9 september 2003
President Thabo Mbeki wrapped up a hectic schedule of meeting with ordinary South Africans with addresses to religious bodies on Sunday.
On Saturday, Mbeki addressed the Jewish Board of Deputies in Johannesburg, assured them of the government’s continued efforts to stamp out negative attitudes towards the community.
Later on Saturday, the President opened an inaugural convention of South African Hindu organisations in Durban, saying all religions had a role to play in rebuilding the country from the destructive apartheid years.
On Sunday, Mbeki attended the 93rd anniversary celebrations of the Zion Christian Church (ZCC) – an organisation that boasts about four million followers across southern Africa – in Polokwane in Limpopo province.
Although Mbeki did not address the gathering – in line with the Church’s policy of being non-politically aligned – a statement from his office reiterated the government’s stance that all religious groups have a role to play in fighting poverty, moral decay and underdevelopment.
“We, as government, have a responsibility to all people who fall victim to marginalisation, fear and disempowerment, and we cannot allow any section of the community to plunge into a permanent sense of unease and displeasure,” Mbeki told the Jewish Board of Deputies, adding that Jewish people would always have a home in South Africa.

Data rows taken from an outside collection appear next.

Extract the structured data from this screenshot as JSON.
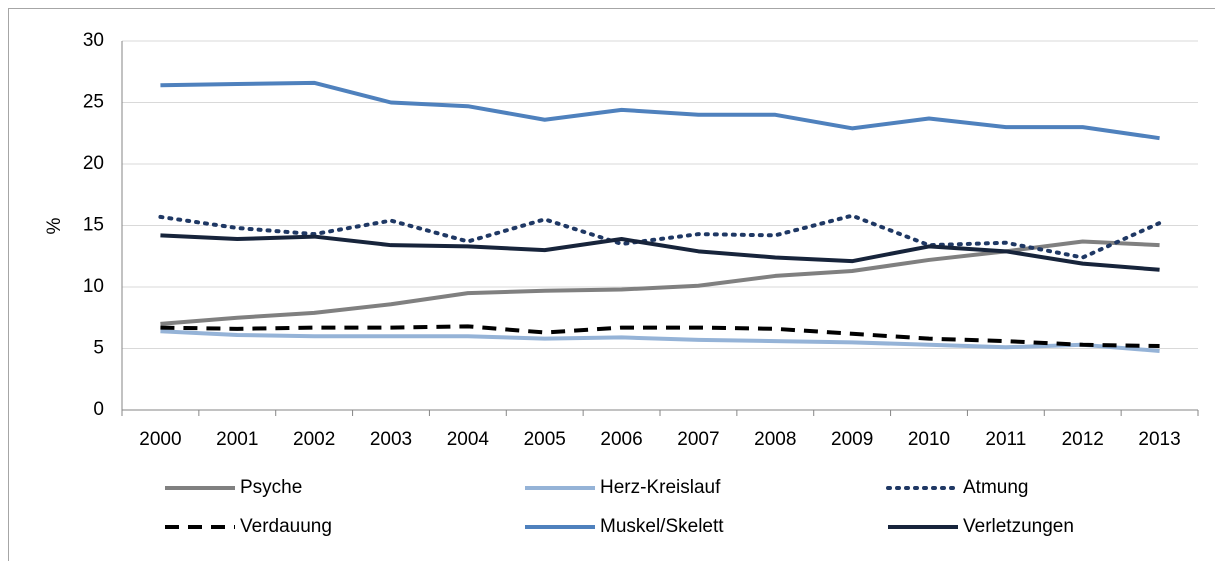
{
  "chart_data": {
    "type": "line",
    "y_label": "%",
    "categories": [
      "2000",
      "2001",
      "2002",
      "2003",
      "2004",
      "2005",
      "2006",
      "2007",
      "2008",
      "2009",
      "2010",
      "2011",
      "2012",
      "2013"
    ],
    "series": [
      {
        "name": "Psyche",
        "color": "#808080",
        "dash": "solid",
        "values": [
          7.0,
          7.5,
          7.9,
          8.6,
          9.5,
          9.7,
          9.8,
          10.1,
          10.9,
          11.3,
          12.2,
          12.9,
          13.7,
          13.4
        ]
      },
      {
        "name": "Herz-Kreislauf",
        "color": "#95b3d7",
        "dash": "solid",
        "values": [
          6.4,
          6.1,
          6.0,
          6.0,
          6.0,
          5.8,
          5.9,
          5.7,
          5.6,
          5.5,
          5.3,
          5.1,
          5.3,
          4.8
        ]
      },
      {
        "name": "Atmung",
        "color": "#1f3864",
        "dash": "dotted",
        "values": [
          15.7,
          14.8,
          14.3,
          15.4,
          13.7,
          15.5,
          13.5,
          14.3,
          14.2,
          15.8,
          13.4,
          13.6,
          12.4,
          15.2
        ]
      },
      {
        "name": "Verdauung",
        "color": "#000000",
        "dash": "dashed",
        "values": [
          6.7,
          6.6,
          6.7,
          6.7,
          6.8,
          6.3,
          6.7,
          6.7,
          6.6,
          6.2,
          5.8,
          5.6,
          5.3,
          5.2
        ]
      },
      {
        "name": "Muskel/Skelett",
        "color": "#4f81bd",
        "dash": "solid",
        "values": [
          26.4,
          26.5,
          26.6,
          25.0,
          24.7,
          23.6,
          24.4,
          24.0,
          24.0,
          22.9,
          23.7,
          23.0,
          23.0,
          22.1
        ]
      },
      {
        "name": "Verletzungen",
        "color": "#17243b",
        "dash": "solid",
        "values": [
          14.2,
          13.9,
          14.1,
          13.4,
          13.3,
          13.0,
          13.9,
          12.9,
          12.4,
          12.1,
          13.3,
          12.9,
          11.9,
          11.4
        ]
      }
    ],
    "ylim": [
      0,
      30
    ],
    "yticks": [
      0,
      5,
      10,
      15,
      20,
      25,
      30
    ],
    "grid": true,
    "legend": "bottom"
  }
}
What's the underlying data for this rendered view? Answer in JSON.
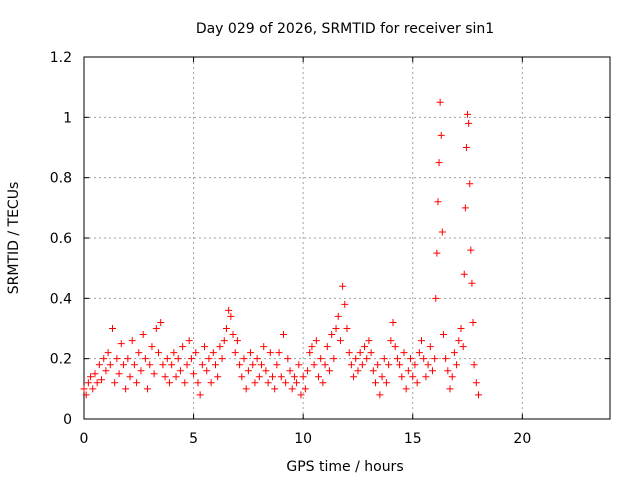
{
  "chart_data": {
    "type": "scatter",
    "title": "Day 029 of 2026, SRMTID for receiver sin1",
    "xlabel": "GPS time / hours",
    "ylabel": "SRMTID / TECUs",
    "xlim": [
      0,
      24
    ],
    "ylim": [
      0,
      1.2
    ],
    "xticks": [
      0,
      5,
      10,
      15,
      20
    ],
    "yticks": [
      0,
      0.2,
      0.4,
      0.6,
      0.8,
      1,
      1.2
    ],
    "xtick_labels": [
      "0",
      "5",
      "10",
      "15",
      "20"
    ],
    "ytick_labels": [
      "0",
      "0.2",
      "0.4",
      "0.6",
      "0.8",
      "1",
      "1.2"
    ],
    "grid": true,
    "marker": "+",
    "series": [
      {
        "name": "SRMTID",
        "color": "#ff0000",
        "points": [
          [
            0.0,
            0.1
          ],
          [
            0.1,
            0.08
          ],
          [
            0.2,
            0.12
          ],
          [
            0.3,
            0.14
          ],
          [
            0.4,
            0.1
          ],
          [
            0.5,
            0.15
          ],
          [
            0.6,
            0.12
          ],
          [
            0.7,
            0.18
          ],
          [
            0.8,
            0.13
          ],
          [
            0.9,
            0.2
          ],
          [
            1.0,
            0.16
          ],
          [
            1.1,
            0.22
          ],
          [
            1.2,
            0.18
          ],
          [
            1.3,
            0.3
          ],
          [
            1.4,
            0.12
          ],
          [
            1.5,
            0.2
          ],
          [
            1.6,
            0.15
          ],
          [
            1.7,
            0.25
          ],
          [
            1.8,
            0.18
          ],
          [
            1.9,
            0.1
          ],
          [
            2.0,
            0.2
          ],
          [
            2.1,
            0.14
          ],
          [
            2.2,
            0.26
          ],
          [
            2.3,
            0.18
          ],
          [
            2.4,
            0.12
          ],
          [
            2.5,
            0.22
          ],
          [
            2.6,
            0.16
          ],
          [
            2.7,
            0.28
          ],
          [
            2.8,
            0.2
          ],
          [
            2.9,
            0.1
          ],
          [
            3.0,
            0.18
          ],
          [
            3.1,
            0.24
          ],
          [
            3.2,
            0.15
          ],
          [
            3.3,
            0.3
          ],
          [
            3.4,
            0.22
          ],
          [
            3.5,
            0.32
          ],
          [
            3.6,
            0.18
          ],
          [
            3.7,
            0.14
          ],
          [
            3.8,
            0.2
          ],
          [
            3.9,
            0.12
          ],
          [
            4.0,
            0.18
          ],
          [
            4.1,
            0.22
          ],
          [
            4.2,
            0.14
          ],
          [
            4.3,
            0.2
          ],
          [
            4.4,
            0.16
          ],
          [
            4.5,
            0.24
          ],
          [
            4.6,
            0.12
          ],
          [
            4.7,
            0.18
          ],
          [
            4.8,
            0.26
          ],
          [
            4.9,
            0.2
          ],
          [
            5.0,
            0.15
          ],
          [
            5.1,
            0.22
          ],
          [
            5.2,
            0.12
          ],
          [
            5.3,
            0.08
          ],
          [
            5.4,
            0.18
          ],
          [
            5.5,
            0.24
          ],
          [
            5.6,
            0.16
          ],
          [
            5.7,
            0.2
          ],
          [
            5.8,
            0.12
          ],
          [
            5.9,
            0.22
          ],
          [
            6.0,
            0.18
          ],
          [
            6.1,
            0.14
          ],
          [
            6.2,
            0.24
          ],
          [
            6.3,
            0.2
          ],
          [
            6.4,
            0.26
          ],
          [
            6.5,
            0.3
          ],
          [
            6.6,
            0.36
          ],
          [
            6.7,
            0.34
          ],
          [
            6.8,
            0.28
          ],
          [
            6.9,
            0.22
          ],
          [
            7.0,
            0.26
          ],
          [
            7.1,
            0.18
          ],
          [
            7.2,
            0.14
          ],
          [
            7.3,
            0.2
          ],
          [
            7.4,
            0.1
          ],
          [
            7.5,
            0.16
          ],
          [
            7.6,
            0.22
          ],
          [
            7.7,
            0.18
          ],
          [
            7.8,
            0.12
          ],
          [
            7.9,
            0.2
          ],
          [
            8.0,
            0.14
          ],
          [
            8.1,
            0.18
          ],
          [
            8.2,
            0.24
          ],
          [
            8.3,
            0.16
          ],
          [
            8.4,
            0.12
          ],
          [
            8.5,
            0.22
          ],
          [
            8.6,
            0.14
          ],
          [
            8.7,
            0.1
          ],
          [
            8.8,
            0.18
          ],
          [
            8.9,
            0.22
          ],
          [
            9.0,
            0.14
          ],
          [
            9.1,
            0.28
          ],
          [
            9.2,
            0.12
          ],
          [
            9.3,
            0.2
          ],
          [
            9.4,
            0.16
          ],
          [
            9.5,
            0.1
          ],
          [
            9.6,
            0.14
          ],
          [
            9.7,
            0.12
          ],
          [
            9.8,
            0.18
          ],
          [
            9.9,
            0.08
          ],
          [
            10.0,
            0.14
          ],
          [
            10.1,
            0.1
          ],
          [
            10.2,
            0.16
          ],
          [
            10.3,
            0.22
          ],
          [
            10.4,
            0.24
          ],
          [
            10.5,
            0.18
          ],
          [
            10.6,
            0.26
          ],
          [
            10.7,
            0.14
          ],
          [
            10.8,
            0.2
          ],
          [
            10.9,
            0.12
          ],
          [
            11.0,
            0.18
          ],
          [
            11.1,
            0.24
          ],
          [
            11.2,
            0.16
          ],
          [
            11.3,
            0.28
          ],
          [
            11.4,
            0.2
          ],
          [
            11.5,
            0.3
          ],
          [
            11.6,
            0.34
          ],
          [
            11.7,
            0.26
          ],
          [
            11.8,
            0.44
          ],
          [
            11.9,
            0.38
          ],
          [
            12.0,
            0.3
          ],
          [
            12.1,
            0.22
          ],
          [
            12.2,
            0.18
          ],
          [
            12.3,
            0.14
          ],
          [
            12.4,
            0.2
          ],
          [
            12.5,
            0.16
          ],
          [
            12.6,
            0.22
          ],
          [
            12.7,
            0.18
          ],
          [
            12.8,
            0.24
          ],
          [
            12.9,
            0.2
          ],
          [
            13.0,
            0.26
          ],
          [
            13.1,
            0.22
          ],
          [
            13.2,
            0.16
          ],
          [
            13.3,
            0.12
          ],
          [
            13.4,
            0.18
          ],
          [
            13.5,
            0.08
          ],
          [
            13.6,
            0.14
          ],
          [
            13.7,
            0.2
          ],
          [
            13.8,
            0.12
          ],
          [
            13.9,
            0.18
          ],
          [
            14.0,
            0.26
          ],
          [
            14.1,
            0.32
          ],
          [
            14.2,
            0.24
          ],
          [
            14.3,
            0.2
          ],
          [
            14.4,
            0.18
          ],
          [
            14.5,
            0.14
          ],
          [
            14.6,
            0.22
          ],
          [
            14.7,
            0.1
          ],
          [
            14.8,
            0.16
          ],
          [
            14.9,
            0.2
          ],
          [
            15.0,
            0.14
          ],
          [
            15.1,
            0.18
          ],
          [
            15.2,
            0.12
          ],
          [
            15.3,
            0.22
          ],
          [
            15.4,
            0.26
          ],
          [
            15.5,
            0.2
          ],
          [
            15.6,
            0.14
          ],
          [
            15.7,
            0.18
          ],
          [
            15.8,
            0.24
          ],
          [
            15.9,
            0.16
          ],
          [
            16.0,
            0.2
          ],
          [
            16.05,
            0.4
          ],
          [
            16.1,
            0.55
          ],
          [
            16.15,
            0.72
          ],
          [
            16.2,
            0.85
          ],
          [
            16.25,
            1.05
          ],
          [
            16.3,
            0.94
          ],
          [
            16.35,
            0.62
          ],
          [
            16.4,
            0.28
          ],
          [
            16.5,
            0.2
          ],
          [
            16.6,
            0.16
          ],
          [
            16.7,
            0.1
          ],
          [
            16.8,
            0.14
          ],
          [
            16.9,
            0.22
          ],
          [
            17.0,
            0.18
          ],
          [
            17.1,
            0.26
          ],
          [
            17.2,
            0.3
          ],
          [
            17.3,
            0.24
          ],
          [
            17.35,
            0.48
          ],
          [
            17.4,
            0.7
          ],
          [
            17.45,
            0.9
          ],
          [
            17.5,
            1.01
          ],
          [
            17.55,
            0.98
          ],
          [
            17.6,
            0.78
          ],
          [
            17.65,
            0.56
          ],
          [
            17.7,
            0.45
          ],
          [
            17.75,
            0.32
          ],
          [
            17.8,
            0.18
          ],
          [
            17.9,
            0.12
          ],
          [
            18.0,
            0.08
          ]
        ]
      }
    ]
  }
}
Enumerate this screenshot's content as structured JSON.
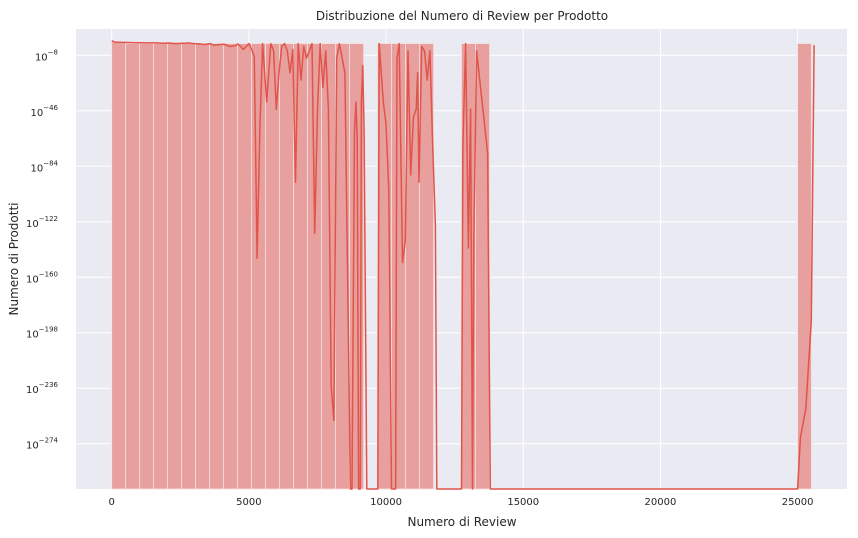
{
  "chart_data": {
    "type": "bar",
    "title": "Distribuzione del Numero di Review per Prodotto",
    "xlabel": "Numero di Review",
    "ylabel": "Numero di Prodotti",
    "y_scale": "log",
    "xlim": [
      -1300,
      26800
    ],
    "ylim_exp": [
      -305,
      10
    ],
    "grid": true,
    "colors": {
      "background": "#eaeaf2",
      "grid": "#ffffff",
      "bar_fill": "#e8a09e",
      "bar_edge": "#f4dcdb",
      "line": "#e0544a"
    },
    "x_ticks": [
      {
        "value": 0,
        "label": "0"
      },
      {
        "value": 5000,
        "label": "5000"
      },
      {
        "value": 10000,
        "label": "10000"
      },
      {
        "value": 15000,
        "label": "15000"
      },
      {
        "value": 20000,
        "label": "20000"
      },
      {
        "value": 25000,
        "label": "25000"
      }
    ],
    "y_ticks": [
      {
        "exp": -8,
        "base": "10",
        "sup": "−8"
      },
      {
        "exp": -46,
        "base": "10",
        "sup": "−46"
      },
      {
        "exp": -84,
        "base": "10",
        "sup": "−84"
      },
      {
        "exp": -122,
        "base": "10",
        "sup": "−122"
      },
      {
        "exp": -160,
        "base": "10",
        "sup": "−160"
      },
      {
        "exp": -198,
        "base": "10",
        "sup": "−198"
      },
      {
        "exp": -236,
        "base": "10",
        "sup": "−236"
      },
      {
        "exp": -274,
        "base": "10",
        "sup": "−274"
      }
    ],
    "bin_width": 510,
    "bars": [
      {
        "x0": 0,
        "x1": 510,
        "log10": 1
      },
      {
        "x0": 510,
        "x1": 1020,
        "log10": 0
      },
      {
        "x0": 1020,
        "x1": 1530,
        "log10": 0
      },
      {
        "x0": 1530,
        "x1": 2040,
        "log10": 0
      },
      {
        "x0": 2040,
        "x1": 2550,
        "log10": 0
      },
      {
        "x0": 2550,
        "x1": 3060,
        "log10": 0
      },
      {
        "x0": 3060,
        "x1": 3570,
        "log10": 0
      },
      {
        "x0": 3570,
        "x1": 4080,
        "log10": 0
      },
      {
        "x0": 4080,
        "x1": 4590,
        "log10": 0
      },
      {
        "x0": 4590,
        "x1": 5100,
        "log10": 0
      },
      {
        "x0": 5100,
        "x1": 5610,
        "log10": 0
      },
      {
        "x0": 5610,
        "x1": 6120,
        "log10": 0
      },
      {
        "x0": 6120,
        "x1": 6630,
        "log10": 0
      },
      {
        "x0": 6630,
        "x1": 7140,
        "log10": 0
      },
      {
        "x0": 7140,
        "x1": 7650,
        "log10": 0
      },
      {
        "x0": 7650,
        "x1": 8160,
        "log10": 0
      },
      {
        "x0": 8160,
        "x1": 8670,
        "log10": 0
      },
      {
        "x0": 8670,
        "x1": 9180,
        "log10": 0
      },
      {
        "x0": 9690,
        "x1": 10200,
        "log10": 0
      },
      {
        "x0": 10200,
        "x1": 10710,
        "log10": 0
      },
      {
        "x0": 10710,
        "x1": 11220,
        "log10": 0
      },
      {
        "x0": 11220,
        "x1": 11730,
        "log10": 0
      },
      {
        "x0": 12750,
        "x1": 13260,
        "log10": 0
      },
      {
        "x0": 13260,
        "x1": 13770,
        "log10": 0
      },
      {
        "x0": 25000,
        "x1": 25500,
        "log10": 0
      }
    ],
    "kde_line": [
      [
        0,
        2
      ],
      [
        100,
        1
      ],
      [
        400,
        0.8
      ],
      [
        700,
        0.7
      ],
      [
        1000,
        0.6
      ],
      [
        1300,
        0.5
      ],
      [
        1600,
        0.5
      ],
      [
        1900,
        0.3
      ],
      [
        2100,
        0.4
      ],
      [
        2300,
        0
      ],
      [
        2600,
        0.2
      ],
      [
        2800,
        0.4
      ],
      [
        3000,
        0
      ],
      [
        3200,
        -0.2
      ],
      [
        3400,
        -0.6
      ],
      [
        3600,
        0
      ],
      [
        3700,
        -1
      ],
      [
        3900,
        -0.7
      ],
      [
        4100,
        -0.4
      ],
      [
        4300,
        -2
      ],
      [
        4500,
        -1.5
      ],
      [
        4600,
        -0.3
      ],
      [
        4700,
        -2
      ],
      [
        4800,
        -4
      ],
      [
        4900,
        -2
      ],
      [
        5000,
        0
      ],
      [
        5100,
        -4
      ],
      [
        5200,
        -9
      ],
      [
        5300,
        -147
      ],
      [
        5400,
        -60
      ],
      [
        5500,
        0
      ],
      [
        5650,
        -40
      ],
      [
        5800,
        0
      ],
      [
        5900,
        -5
      ],
      [
        6000,
        -45
      ],
      [
        6100,
        -20
      ],
      [
        6200,
        -2
      ],
      [
        6300,
        0
      ],
      [
        6400,
        -5
      ],
      [
        6500,
        -20
      ],
      [
        6600,
        -4
      ],
      [
        6700,
        -95
      ],
      [
        6800,
        0
      ],
      [
        6900,
        -25
      ],
      [
        7000,
        -2
      ],
      [
        7100,
        -10
      ],
      [
        7300,
        0
      ],
      [
        7400,
        -130
      ],
      [
        7500,
        -45
      ],
      [
        7600,
        0
      ],
      [
        7700,
        -30
      ],
      [
        7800,
        -5
      ],
      [
        7900,
        -45
      ],
      [
        8000,
        -235
      ],
      [
        8100,
        -258
      ],
      [
        8200,
        -10
      ],
      [
        8300,
        0
      ],
      [
        8500,
        -20
      ],
      [
        8700,
        -305
      ],
      [
        8760,
        -305
      ],
      [
        8850,
        -60
      ],
      [
        8900,
        -40
      ],
      [
        8950,
        -65
      ],
      [
        9000,
        -305
      ],
      [
        9060,
        -305
      ],
      [
        9100,
        -40
      ],
      [
        9150,
        -15
      ],
      [
        9200,
        -60
      ],
      [
        9300,
        -305
      ],
      [
        9700,
        -305
      ],
      [
        9750,
        0
      ],
      [
        9900,
        -40
      ],
      [
        10000,
        -55
      ],
      [
        10100,
        -100
      ],
      [
        10200,
        -305
      ],
      [
        10350,
        -305
      ],
      [
        10400,
        -10
      ],
      [
        10480,
        0
      ],
      [
        10600,
        -150
      ],
      [
        10700,
        -135
      ],
      [
        10800,
        -5
      ],
      [
        10900,
        -90
      ],
      [
        11000,
        -50
      ],
      [
        11100,
        -45
      ],
      [
        11150,
        -20
      ],
      [
        11200,
        -95
      ],
      [
        11300,
        -2
      ],
      [
        11400,
        -5
      ],
      [
        11500,
        -25
      ],
      [
        11600,
        -5
      ],
      [
        11700,
        -70
      ],
      [
        11800,
        -125
      ],
      [
        11850,
        -305
      ],
      [
        12750,
        -305
      ],
      [
        12800,
        -70
      ],
      [
        12900,
        0
      ],
      [
        13000,
        -140
      ],
      [
        13080,
        -45
      ],
      [
        13150,
        -305
      ],
      [
        13200,
        -135
      ],
      [
        13300,
        -5
      ],
      [
        13500,
        -40
      ],
      [
        13700,
        -75
      ],
      [
        13800,
        -305
      ],
      [
        25000,
        -305
      ],
      [
        25100,
        -270
      ],
      [
        25300,
        -250
      ],
      [
        25500,
        -190
      ],
      [
        25600,
        -1
      ]
    ]
  }
}
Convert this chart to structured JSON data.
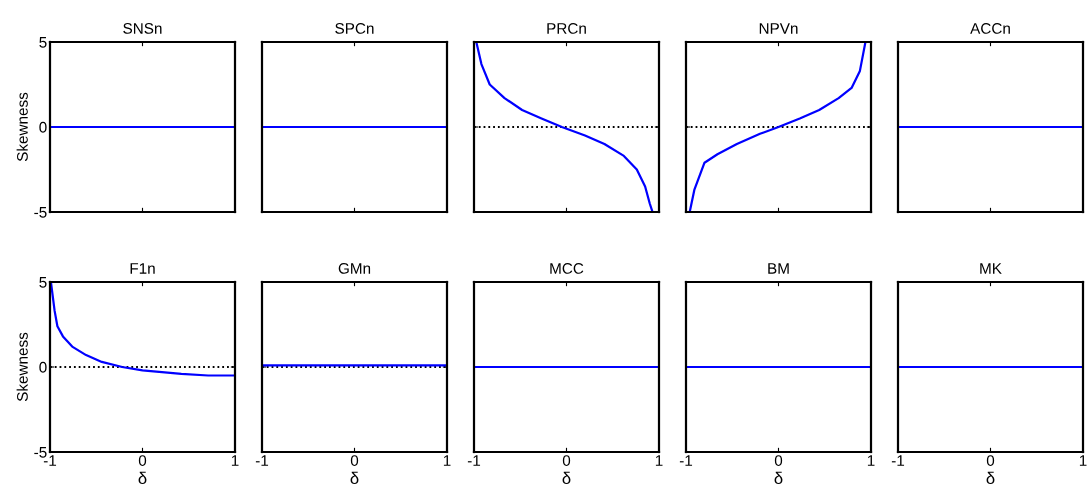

Mbeki told the Hindu community that unlike the apartheid regime, the democratic government recognises all religions and believes that religious organisations must be at the forefront of inculcating religious and moral values in society.
“Given our divided history, religious organisations have an important role to play in the reconstruction and development of our country, especially in the welfare and civil society sectors,” he said.
Mbeki said the Hindu gathering was another tribute to Indian human rights activist Mahatma Ghandi, who fought for the betterment of humanity. “Mahatma Ghandi’s championship of the cause of the harijans teaches us that we must act in support of the poor and marginalised.”
In a statement released ahead of Sunday’s ZCC ceremony, Mbeki said the ZCC and other African churches have an important role to play in efforts to promote an ethical, righteous and moral society.
He added that the Church’s message of peace, Kgotso ga ebe le lona (Peace be with you), “provides an important lesson for all South Africans that together we can forge a peaceful country that can provide food, both material and spiritual, and a better life for all”.